Inventory and replenishment, Steck is quick to add, was just one benefit of the richer data the robots are producing for Schnucks. Precise location data it made available—within 2 centimeters of the actual item locations—is being applied to wayfinding, providing a useful tool for shoppers to find items in stores using the Schnucks app. That’s an important way the chain can encourage shoppers to use the app, which helps to build loyalty sales, even if the data presented in the app isn’t quite as precise as it could be, as Schnucks has been careful to encourage shoppers to pursue categories and not specific items to encourage shopping decisions.
The same location ability is also a benefit to contract shoppers at Instacart, who can shop for items more effectively and increase fill rates and satisfaction for Schnucks as an option for e-commerce deliveries—another aspect of the business that’s grown wildly and more effectively since the COVID onset.

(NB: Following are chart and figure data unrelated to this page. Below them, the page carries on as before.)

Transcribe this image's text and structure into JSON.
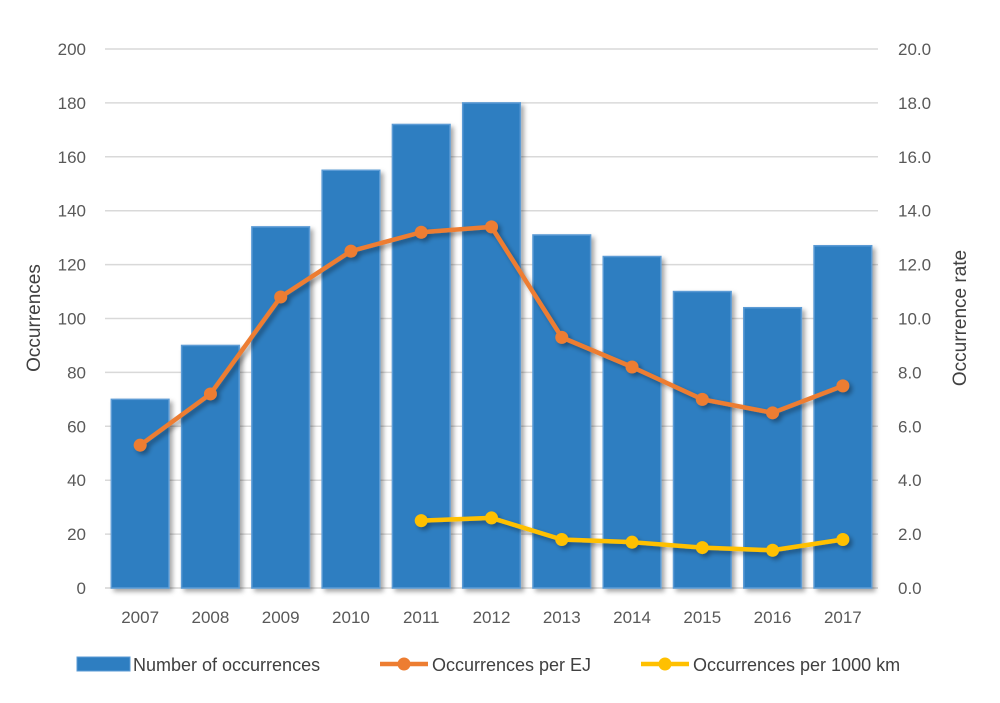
{
  "chart_data": {
    "type": "bar",
    "title": "",
    "categories": [
      "2007",
      "2008",
      "2009",
      "2010",
      "2011",
      "2012",
      "2013",
      "2014",
      "2015",
      "2016",
      "2017"
    ],
    "series": [
      {
        "name": "Number of occurrences",
        "type": "bar",
        "axis": "left",
        "color": "#2E7EC1",
        "values": [
          70,
          90,
          134,
          155,
          172,
          180,
          131,
          123,
          110,
          104,
          127
        ]
      },
      {
        "name": "Occurrences per EJ",
        "type": "line",
        "axis": "right",
        "color": "#ED7D31",
        "values": [
          5.3,
          7.2,
          10.8,
          12.5,
          13.2,
          13.4,
          9.3,
          8.2,
          7.0,
          6.5,
          7.5
        ]
      },
      {
        "name": "Occurrences per 1000 km",
        "type": "line",
        "axis": "right",
        "color": "#FFC000",
        "values": [
          null,
          null,
          null,
          null,
          2.5,
          2.6,
          1.8,
          1.7,
          1.5,
          1.4,
          1.8
        ]
      }
    ],
    "ylabel": "Occurrences",
    "y2label": "Occurrence rate",
    "xlabel": "",
    "ylim": [
      0,
      200
    ],
    "y2lim": [
      0,
      20
    ],
    "yticks": [
      "0",
      "20",
      "40",
      "60",
      "80",
      "100",
      "120",
      "140",
      "160",
      "180",
      "200"
    ],
    "y2ticks": [
      "0.0",
      "2.0",
      "4.0",
      "6.0",
      "8.0",
      "10.0",
      "12.0",
      "14.0",
      "16.0",
      "18.0",
      "20.0"
    ],
    "grid": true,
    "legend_position": "bottom"
  }
}
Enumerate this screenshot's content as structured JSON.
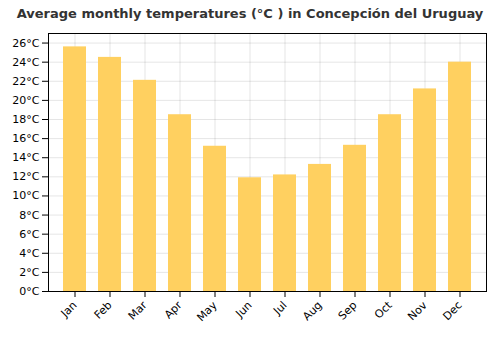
{
  "chart_data": {
    "type": "bar",
    "title": "Average monthly temperatures (°C ) in Concepción del Uruguay",
    "categories": [
      "Jan",
      "Feb",
      "Mar",
      "Apr",
      "May",
      "Jun",
      "Jul",
      "Aug",
      "Sep",
      "Oct",
      "Nov",
      "Dec"
    ],
    "values": [
      25.6,
      24.5,
      22.1,
      18.5,
      15.2,
      11.9,
      12.2,
      13.3,
      15.3,
      18.5,
      21.2,
      24.0
    ],
    "color": "#FFD060",
    "ylim": [
      0,
      27
    ],
    "yticks": [
      {
        "value": 0,
        "label": "0°C"
      },
      {
        "value": 2,
        "label": "2°C"
      },
      {
        "value": 4,
        "label": "4°C"
      },
      {
        "value": 6,
        "label": "6°C"
      },
      {
        "value": 8,
        "label": "8°C"
      },
      {
        "value": 10,
        "label": "10°C"
      },
      {
        "value": 12,
        "label": "12°C"
      },
      {
        "value": 14,
        "label": "14°C"
      },
      {
        "value": 16,
        "label": "16°C"
      },
      {
        "value": 18,
        "label": "18°C"
      },
      {
        "value": 20,
        "label": "20°C"
      },
      {
        "value": 22,
        "label": "22°C"
      },
      {
        "value": 24,
        "label": "24°C"
      },
      {
        "value": 26,
        "label": "26°C"
      }
    ],
    "grid": true
  }
}
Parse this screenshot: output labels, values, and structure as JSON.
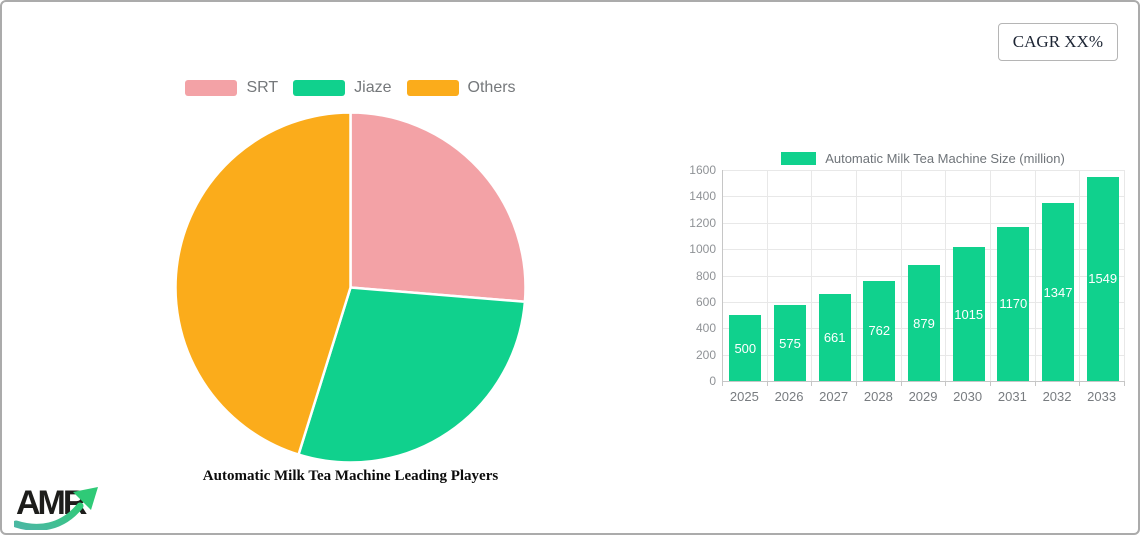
{
  "badge": {
    "cagr": "CAGR XX%"
  },
  "logo": {
    "text": "AMR"
  },
  "chart_data": [
    {
      "type": "pie",
      "title": "Automatic Milk Tea Machine Leading Players",
      "labels": [
        "SRT",
        "Jiaze",
        "Others"
      ],
      "values_percent": [
        26.3,
        28.5,
        45.2
      ],
      "colors": [
        "#f3a2a6",
        "#10d18d",
        "#fbac1b"
      ],
      "slice_border_color": "#ffffff",
      "start_angle_deg": 0,
      "direction": "clockwise",
      "legend_position": "top"
    },
    {
      "type": "bar",
      "categories": [
        "2025",
        "2026",
        "2027",
        "2028",
        "2029",
        "2030",
        "2031",
        "2032",
        "2033"
      ],
      "series": [
        {
          "name": "Automatic Milk Tea Machine Size (million)",
          "values": [
            500,
            575,
            661,
            762,
            879,
            1015,
            1170,
            1347,
            1549
          ]
        }
      ],
      "ylim": [
        0,
        1600
      ],
      "yticks": [
        0,
        200,
        400,
        600,
        800,
        1000,
        1200,
        1400,
        1600
      ],
      "bar_color": "#10d18d",
      "value_label_color": "#ffffff",
      "grid": true,
      "legend_position": "top"
    }
  ]
}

And even where Tally “misses” an item—this happens infrequently, but can occur where items are placed deeply onto the highest shelve, for example—can provide a lesson in basic merchandising for Schnucks. “If Tally can’t find something,” he said, “what gives us any idea that our customers can?”
Bogolea said the expansion with Schnucks illustrates the benefits technologies can bring to level the playing field between regional grocers and industry leaders, provided they represent a return on investment and support a focus on the consumer.
“I think what's really exciting about this opportunity is seeing how a really remarkable regional grocery chain, that’s very customer-centric. Seeing them leverage this type of technology, has to have a transformational business case and a transformational customer experience for them,” he said. “Organizations at this size do not have the balance sheet of an Amazon or a Walmart, so the value has to be there. And what we call the ‘Tally effect’ has been really transformational around freeing up labor to focus on more meaningful things, and being a big driver for more efficient online grocery transactions.”
The mobile Tally robot traversing aisles can be a striking view for customers at first but Bologea said it was the superior means of checking large stores with big inventories and long aisles like supermarkets vs. other developing technologies ranging from shelf- and ceiling-mounted cameras to drones.
“We believe strongly for large-format stores, the mobile platform is the right solution because the cost of fixed infrastructure is just so complex. And that every time your shelf changes in the environment, these sorts of things are affected,” Bologea said. Overhead cameras often cannot read barcodes or see as deeply into shelves, he said, while drones are more effective in non-consumer outlets such as warehouses.